Ma prochaine sortie a eu lieu le samedi, après avoir travaillé la matinée. Je me suis rendu à l'Esplanade afin de mettre la main sur le blazer blanc faisant partie de la "Conscious collection" par H&M, une initiative que j'apprécie d'autant plus que je comprends pleinement cette démarche grâce à mon cours de "Corporate Social Responsibility". J'en ai profité pour passer chez Zara, afin d'y découvrir que beige+brun+bleu électrique forment une combinaison étrangement réussie. Ayant ainsi dépensé une partie de mon salaire de façon anticipée (remerciements à la banque "Papa & Maman"), j'étais plus que jamais convaincu que la maxime "L'argent ne fait pas le bonheur" est une invention de riches pour éviter que les pauvres ne se révoltent. A peine étais-je bien rentré que j'ai rassemblé mes affaires pour un petit séjour improvisé à Liège. Après avoir fait quelques courses avec Théo et John (et voilà deux couples gay dans mon cercle d'amis), ce dernier s'est senti comme un énorme cliché alors qu'il cuisinait pendant que Théo faisait la conversation à l'invité du jour, moi en l'occurrence. Plus tard dans la soirée, nous sommes allés à l'Open bar, la boîte gay de Liège dont j'avais évidemment déjà entendu parler. Une expérience qu'il faut avoir vécu. Bien qu'il s'agissait d'une soirée spéciale travestis, au-delà des personnages colorés, j'en retiens surtout la piste de danse dans le sous-sol, bondée à un point que l'oxygène semblait s'être fait rare. Oh et puis l'homme d'âge mûr qui m'a effleuré de façon peu subtile.
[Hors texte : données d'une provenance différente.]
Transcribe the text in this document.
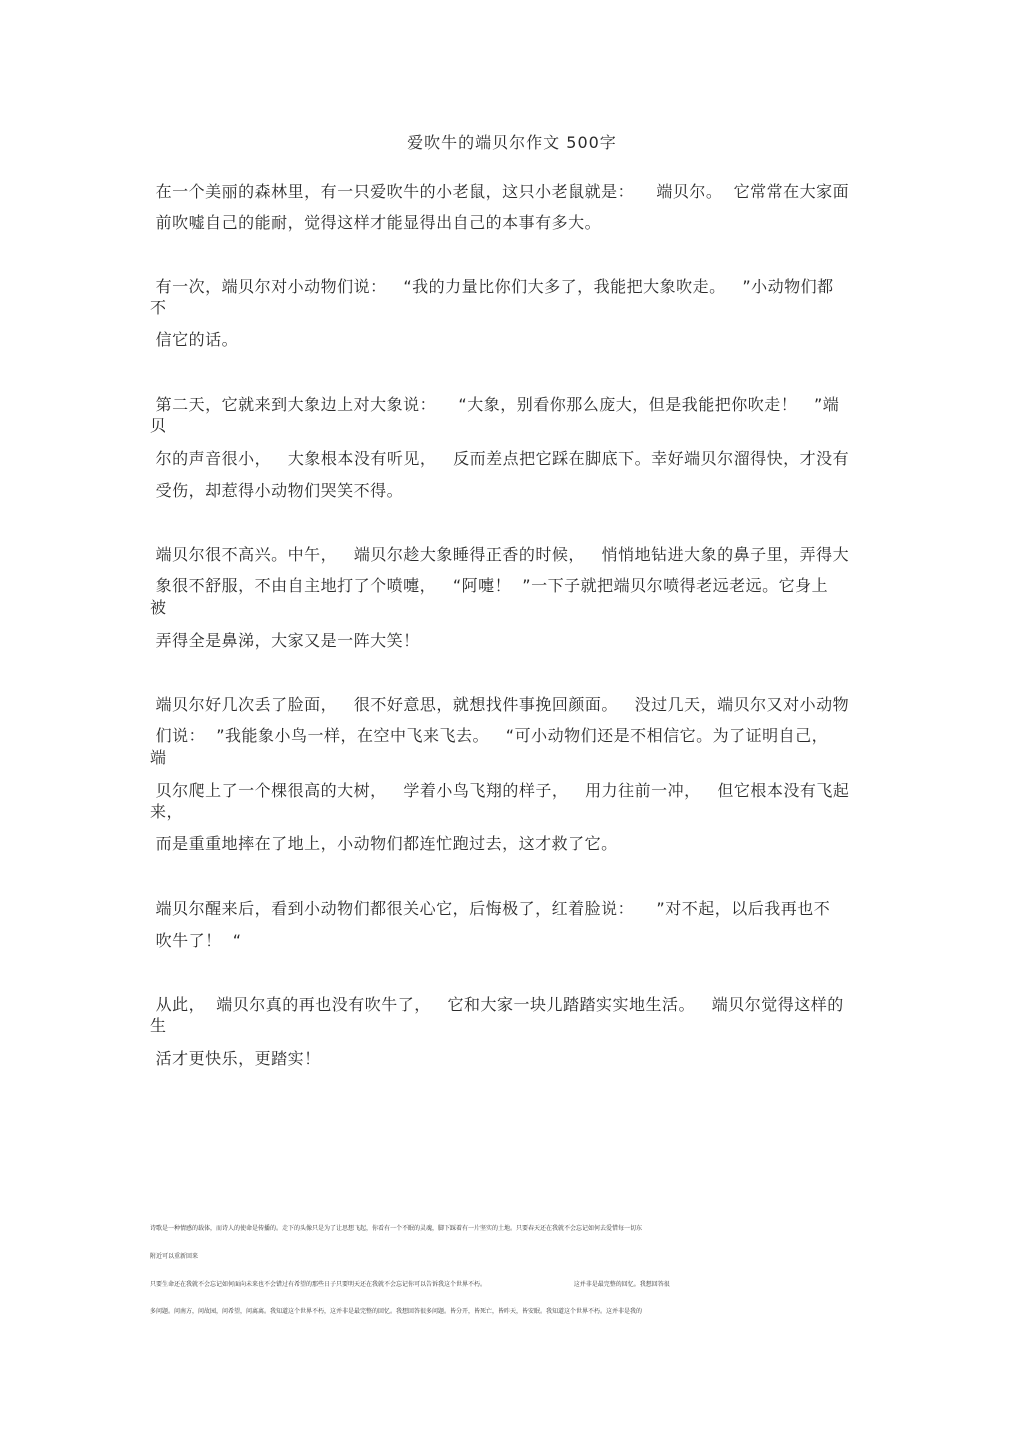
爱吹牛的端贝尔作文 500字
在一个美丽的森林里，有一只爱吹牛的小老鼠，这只小老鼠就是：    端贝尔。  它常常在大家面
前吹嘘自己的能耐，觉得这样才能显得出自己的本事有多大。
有一次，端贝尔对小动物们说：   “我的力量比你们大多了，我能把大象吹走。   ”小动物们都
不
信它的话。
第二天，它就来到大象边上对大象说：    “大象，别看你那么庞大，但是我能把你吹走！   ”端
贝
尔的声音很小，   大象根本没有听见，   反而差点把它踩在脚底下。幸好端贝尔溜得快，才没有
受伤，却惹得小动物们哭笑不得。
端贝尔很不高兴。中午，   端贝尔趁大象睡得正香的时候，   悄悄地钻进大象的鼻子里，弄得大
象很不舒服，不由自主地打了个喷嚏，   “阿嚏！  ”一下子就把端贝尔喷得老远老远。它身上
被
弄得全是鼻涕，大家又是一阵大笑！
端贝尔好几次丢了脸面，   很不好意思，就想找件事挽回颜面。   没过几天，端贝尔又对小动物
们说：  ”我能象小鸟一样，在空中飞来飞去。   “可小动物们还是不相信它。为了证明自己，
端
贝尔爬上了一个棵很高的大树，   学着小鸟飞翔的样子，   用力往前一冲，   但它根本没有飞起
来，
而是重重地摔在了地上，小动物们都连忙跑过去，这才救了它。
端贝尔醒来后，看到小动物们都很关心它，后悔极了，红着脸说：    ”对不起，以后我再也不
吹牛了！  “
从此，  端贝尔真的再也没有吹牛了，   它和大家一块儿踏踏实实地生活。   端贝尔觉得这样的
生
活才更快乐，更踏实！
诗歌是一种情感的载体，而诗人的使命是传播的。走下的头像只是为了让思想飞起，你看有一个不眠的灵魂，脚下踩着有一片坚实的土地。只要春天还在我就不会忘记如何去爱惜每一切东
附近可以重新回来
只要生命还在我就不会忘记如何面向未来也不会错过有希望的那些日子只要明天还在我就不会忘记你可以告诉我这个世界不朽。                                              这并非是最完整的回忆。我想回答很
多问题。问南方，问故园，问希望，问离离。我知道这个世界不朽，这并非是最完整的回忆。我想回答很多问题。皆分开，皆死亡，皆昨天，皆安眠。我知道这个世界不朽。这并非是我的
Ca n'a pas de prix. Vers 2h, nous avons décidé de quitter cet endroit, pour aller boire un verre dans cet autre endroit tenu par des amies lesbiennes de John. Nous avons finalement pu rejoindre l'appartement de Théo vivants, et ce malgré le taux d'alcoolémie dans notre sang, taux qui ne semblait pourtant pas suffire à mes deux compagnons qui ont encore ouvert une bouteille en rentrant pour un "Je n'ai jamais..." ayant viré en conversation fruits et légumes. Le lendemain matin, alors que j'ai surpris Théo en train de peindre ses croquis de mode, autre élément devant lequel j'ai été émerveillé après l'architecture de son appartement, j'ai réalisé la chose suivante: Etre ami avec quelqu'un en couple peut être dérangeant dans la mesure où ils auront inévitablement des signes d'affection l'un en vers l'autre. Mais, d'un autre côté, c'est comme obtenir deux amis pour le prix d'un, des amis ouverts avec lesquels on se sent parfaitement à l'aise.

... Et puis, en sortant du train à Leuven, un garçon vous dit "Schoon, schone jongen" et vous le niez en bloc, car ignorant si ces paroles sont sincères ou s'il s'agit d'un hétéro se foutant de vous. Trouver un copain dans ce pays, c'est définitivement mission impossible.